Capital.fr [23/10/2006

L'indice indien Sensex évolue à des niveaux record, porté par la forte croissance économique, supérieure à celle des autres pays émergents. Le sous-continent bénéficie d'un cadre politique, juridique, économique et monétaire favorable et d'une bonne gouvernance d'entreprise. Eric Mookherjee, qui gère le fonds Shânti India nous fait part de ses principaux thèmes d'investissement sur ce marché.


Capital.fr : Pourquoi investir en Inde aujourd'hui ?

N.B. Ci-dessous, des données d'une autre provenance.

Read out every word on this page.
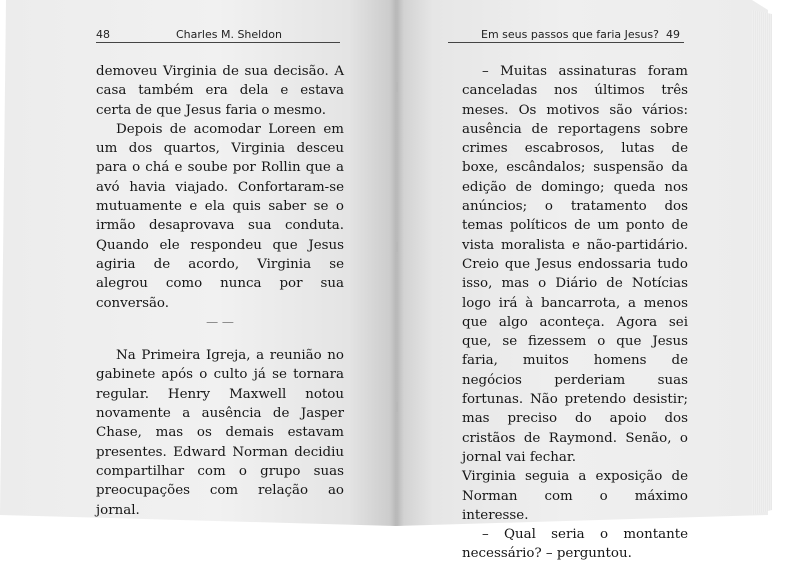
48	Charles M. Sheldon	Em seus passos que faria Jesus? 49

demoveu Virginia de sua decisão. A casa também era dela e estava certa de que Jesus faria o mesmo.

Depois de acomodar Loreen em um dos quartos, Virginia desceu para o chá e soube por Rollin que a avó havia viajado. Confortaram-se mutuamente e ela quis saber se o irmão desaprovava sua conduta. Quando ele respondeu que Jesus agiria de acordo, Virginia se alegrou como nunca por sua conversão.

— —

Na Primeira Igreja, a reunião no gabinete após o culto já se tornara regular. Henry Maxwell notou novamente a ausência de Jasper Chase, mas os demais estavam presentes. Edward Norman decidiu compartilhar com o grupo suas preocupações com relação ao jornal.

– Muitas assinaturas foram canceladas nos últimos três meses. Os motivos são vários: ausência de reportagens sobre crimes escabrosos, lutas de boxe, escândalos; suspensão da edição de domingo; queda nos anúncios; o tratamento dos temas políticos de um ponto de vista moralista e não-partidário. Creio que Jesus endossaria tudo isso, mas o Diário de Notícias logo irá à bancarrota, a menos que algo aconteça. Agora sei que, se fizessem o que Jesus faria, muitos homens de negócios perderiam suas fortunas. Não pretendo desistir; mas preciso do apoio dos cristãos de Raymond. Senão, o jornal vai fechar.

Virginia seguia a exposição de Norman com o máximo interesse.

– Qual seria o montante necessário? – perguntou.
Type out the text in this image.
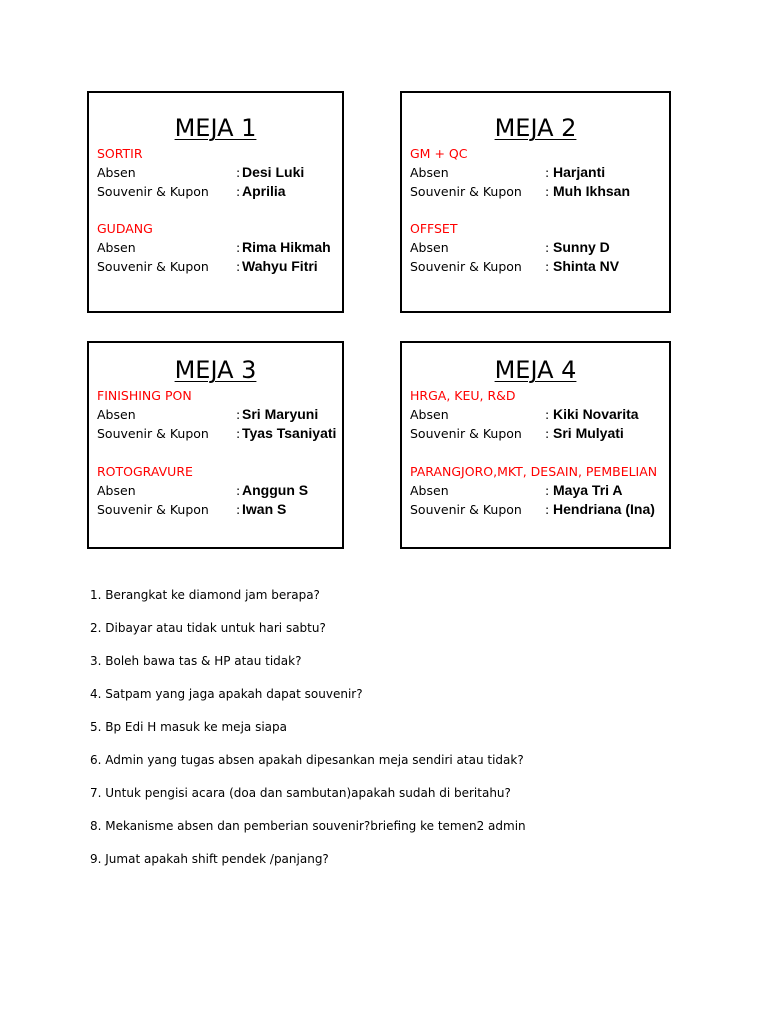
MEJA 1
SORTIR
Absen	: Desi Luki
Souvenir & Kupon : Aprilia
GUDANG
Absen	: Rima Hikmah
Souvenir & Kupon : Wahyu Fitri
MEJA 2
GM + QC
Absen	: Harjanti
Souvenir & Kupon : Muh Ikhsan
OFFSET
Absen	: Sunny D
Souvenir & Kupon : Shinta NV
MEJA 3
FINISHING PON
Absen	: Sri Maryuni
Souvenir & Kupon : Tyas Tsaniyati
ROTOGRAVURE
Absen	: Anggun S
Souvenir & Kupon : Iwan S
MEJA 4
HRGA, KEU, R&D
Absen	: Kiki Novarita
Souvenir & Kupon : Sri Mulyati
PARANGJORO,MKT, DESAIN, PEMBELIAN
Absen	: Maya Tri A
Souvenir & Kupon : Hendriana (Ina)
1. Berangkat ke diamond jam berapa?
2. Dibayar atau tidak untuk hari sabtu?
3. Boleh bawa tas & HP atau tidak?
4. Satpam yang jaga apakah dapat souvenir?
5. Bp Edi H masuk ke meja siapa
6. Admin yang tugas absen apakah dipesankan meja sendiri atau tidak?
7. Untuk pengisi acara (doa dan sambutan)apakah sudah di beritahu?
8. Mekanisme absen dan pemberian souvenir?briefing ke temen2 admin
9. Jumat apakah shift pendek /panjang?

Eric Mookherjee : L'Inde est un des marchés émergents les plus prometteurs, avec une croissance structurelle à long terme estimée à 7,3%, soit deux points de plus que celle de la Chine. La « plus grande démocratie du monde » bénéficie d'un cadre politique stable, d'un environnement juridique propice aux affaires, d'un système bancaire sain et d'une pyramide des âges favorable (population jeune). La main d'œuvre est abondante, qualifiée et anglophone. L'Inde possède le plus grand système éducatif au monde avec 1.000.000 d'écoles, et une production de 350.000 ingénieurs par an contre 100.000 pour toute l’Europe.


Capital.fr : L'environnement monétaire et boursier est-il favorable aux investisseurs ?

Eric Mookherjee : L'économie indienne bénéficie à la fois d'une politique monétaire vigilante, qui permet de maintenir l'inflation sous contrôle (proche de 5%), et d'une devise forte. Les réserves de change (estimées à près de 163 milliards de dollars) sont mises à contribution pour empêcher la roupie de s'écarter trop fortement du billet vert. L'environnement boursier est également favorable, avec une gouvernance d’entreprise de qualité. Ceci a comme conséquence une rentabilité des fonds propres particulièrement élevée (25% pour les 100 premières valeurs indiennes).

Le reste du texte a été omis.